Gost _Self-titled (_Graveyard Calling)
I'm not sure where pitch-black dreamwavers Gost are from, but it hardly matters. Let's just say they're from under your bed, or from your bedroom closet. Powered by a relentlessly 80's-obsessed synthesizer, they make jarring-yet-catchy instrumental soundtracks for the bloody slasher movies in your mind. Tracks like Ritual are all hunt and kill, Cascade creeps around in the dark, Within eats you alive from the inside, and Ascension takes over your body and does unspeakable things with it. There's a cohesion to Gost's work that suggests they've mapped the whole thing out meticulously. You know, like serial killers do. There are parts here you can dance to, but most of the time you'll be hiding under a desk, praying for morning.
Selfies Bad Blood (Fleshwave)
Fleshwave is a cassette-only label from Detroit that specialises in sleazy lo-fi drug punk. The Selfies is a side project from Drew Owen, the man behind Baltimore destructo-kings Sick Thoughts. Inspired by late 70's synth-punk (Chrome, basically), he got really high and recorded a bunch of jagged post-punk jams and sent 'em to Mike Prezzato, the mysterious misanthrope behind Fleshwave, who sang/snorted over the din. The result is a minor masterpiece of villainous, mean-spirited garage-punk. If cassettes had singles (they used to!), Bad Blood's would definitely by the Black Flag-esque Police Dog, a minute and a half of woozy, unsteady, panicky menace. Elsewhere there's lot of druggy bullshit about cults and death and a ragged, bloody stab at a new dance craze, Do the Void. I'm into these dudes. They sound like they literally killed the 1970's.
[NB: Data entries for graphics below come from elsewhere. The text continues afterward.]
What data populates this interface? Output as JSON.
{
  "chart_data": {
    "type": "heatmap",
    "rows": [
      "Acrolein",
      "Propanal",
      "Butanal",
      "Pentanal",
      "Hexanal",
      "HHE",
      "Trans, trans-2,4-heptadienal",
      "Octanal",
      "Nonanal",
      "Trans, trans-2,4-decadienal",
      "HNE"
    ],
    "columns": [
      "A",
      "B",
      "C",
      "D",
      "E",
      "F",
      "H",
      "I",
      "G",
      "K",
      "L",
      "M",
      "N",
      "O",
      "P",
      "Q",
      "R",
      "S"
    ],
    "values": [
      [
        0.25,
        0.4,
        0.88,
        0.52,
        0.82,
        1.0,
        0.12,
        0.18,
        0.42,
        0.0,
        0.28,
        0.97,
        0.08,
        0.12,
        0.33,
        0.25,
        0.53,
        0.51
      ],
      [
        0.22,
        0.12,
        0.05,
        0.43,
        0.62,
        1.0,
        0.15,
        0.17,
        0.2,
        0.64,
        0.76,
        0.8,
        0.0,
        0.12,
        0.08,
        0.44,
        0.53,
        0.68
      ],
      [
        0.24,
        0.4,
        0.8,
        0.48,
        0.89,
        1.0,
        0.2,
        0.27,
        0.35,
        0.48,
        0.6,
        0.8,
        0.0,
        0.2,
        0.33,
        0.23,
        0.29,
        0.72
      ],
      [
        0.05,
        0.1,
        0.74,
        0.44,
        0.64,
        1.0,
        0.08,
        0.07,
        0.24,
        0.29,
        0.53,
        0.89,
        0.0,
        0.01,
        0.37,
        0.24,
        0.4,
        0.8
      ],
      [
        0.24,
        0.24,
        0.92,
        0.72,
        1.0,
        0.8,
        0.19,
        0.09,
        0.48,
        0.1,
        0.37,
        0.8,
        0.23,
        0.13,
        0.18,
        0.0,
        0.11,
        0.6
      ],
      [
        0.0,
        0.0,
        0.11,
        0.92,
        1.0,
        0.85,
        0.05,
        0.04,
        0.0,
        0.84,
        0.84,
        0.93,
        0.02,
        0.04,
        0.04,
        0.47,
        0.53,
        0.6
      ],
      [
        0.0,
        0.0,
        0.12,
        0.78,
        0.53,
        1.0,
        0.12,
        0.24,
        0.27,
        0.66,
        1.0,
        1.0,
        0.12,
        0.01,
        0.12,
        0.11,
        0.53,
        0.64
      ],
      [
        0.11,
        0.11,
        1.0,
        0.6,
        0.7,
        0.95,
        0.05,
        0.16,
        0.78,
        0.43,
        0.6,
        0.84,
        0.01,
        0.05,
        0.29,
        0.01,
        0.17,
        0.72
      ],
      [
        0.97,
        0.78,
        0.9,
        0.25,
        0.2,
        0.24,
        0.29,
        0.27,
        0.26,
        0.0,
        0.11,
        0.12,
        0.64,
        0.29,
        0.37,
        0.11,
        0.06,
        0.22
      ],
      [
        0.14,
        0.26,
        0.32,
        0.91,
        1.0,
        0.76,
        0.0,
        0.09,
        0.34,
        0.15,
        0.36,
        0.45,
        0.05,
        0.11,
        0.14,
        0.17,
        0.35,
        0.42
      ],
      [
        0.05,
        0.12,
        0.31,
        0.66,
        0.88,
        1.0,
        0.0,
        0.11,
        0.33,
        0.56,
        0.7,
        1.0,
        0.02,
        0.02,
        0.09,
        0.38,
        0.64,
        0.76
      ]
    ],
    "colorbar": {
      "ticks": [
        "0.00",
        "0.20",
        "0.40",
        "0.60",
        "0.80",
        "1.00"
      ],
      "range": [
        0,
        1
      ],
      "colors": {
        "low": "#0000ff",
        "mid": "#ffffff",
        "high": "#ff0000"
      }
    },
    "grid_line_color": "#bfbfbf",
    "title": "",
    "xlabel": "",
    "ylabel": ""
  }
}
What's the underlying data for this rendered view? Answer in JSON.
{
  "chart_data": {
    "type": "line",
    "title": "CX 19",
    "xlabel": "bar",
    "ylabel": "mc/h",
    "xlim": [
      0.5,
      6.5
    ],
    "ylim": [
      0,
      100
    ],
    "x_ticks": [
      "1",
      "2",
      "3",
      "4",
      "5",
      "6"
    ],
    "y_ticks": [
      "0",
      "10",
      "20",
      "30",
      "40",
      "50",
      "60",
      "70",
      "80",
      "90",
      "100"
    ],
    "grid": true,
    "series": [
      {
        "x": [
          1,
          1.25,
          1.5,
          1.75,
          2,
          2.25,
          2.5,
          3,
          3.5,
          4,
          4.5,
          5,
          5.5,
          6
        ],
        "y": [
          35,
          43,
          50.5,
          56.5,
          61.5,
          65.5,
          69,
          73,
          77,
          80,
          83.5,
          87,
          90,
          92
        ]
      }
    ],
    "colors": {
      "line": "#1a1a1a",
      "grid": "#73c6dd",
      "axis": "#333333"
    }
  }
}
Harsh Vibes Dead Collective Soul (Dirty Pillows)
I'm assuming these guys are too young to remember that there was a seriously annoying faux-alt/faux-Jesus rock band a decade or two ago called Collective Soul, but thanks for reminding me they're dead. Harsh Vibes are from Philadelphia, and they sound like what woulda happened if shoegaze started during the height of the Vietnam war. Like Spacemen Three on brown acid. Four songs on two sides that stretch out to infinity (one's even called Jam Forever) and will have you melting right into the couch, delirious and foaming at the mouth. Unless you know a really cut-rate dealer, this is as high as five bucks can possibly get you.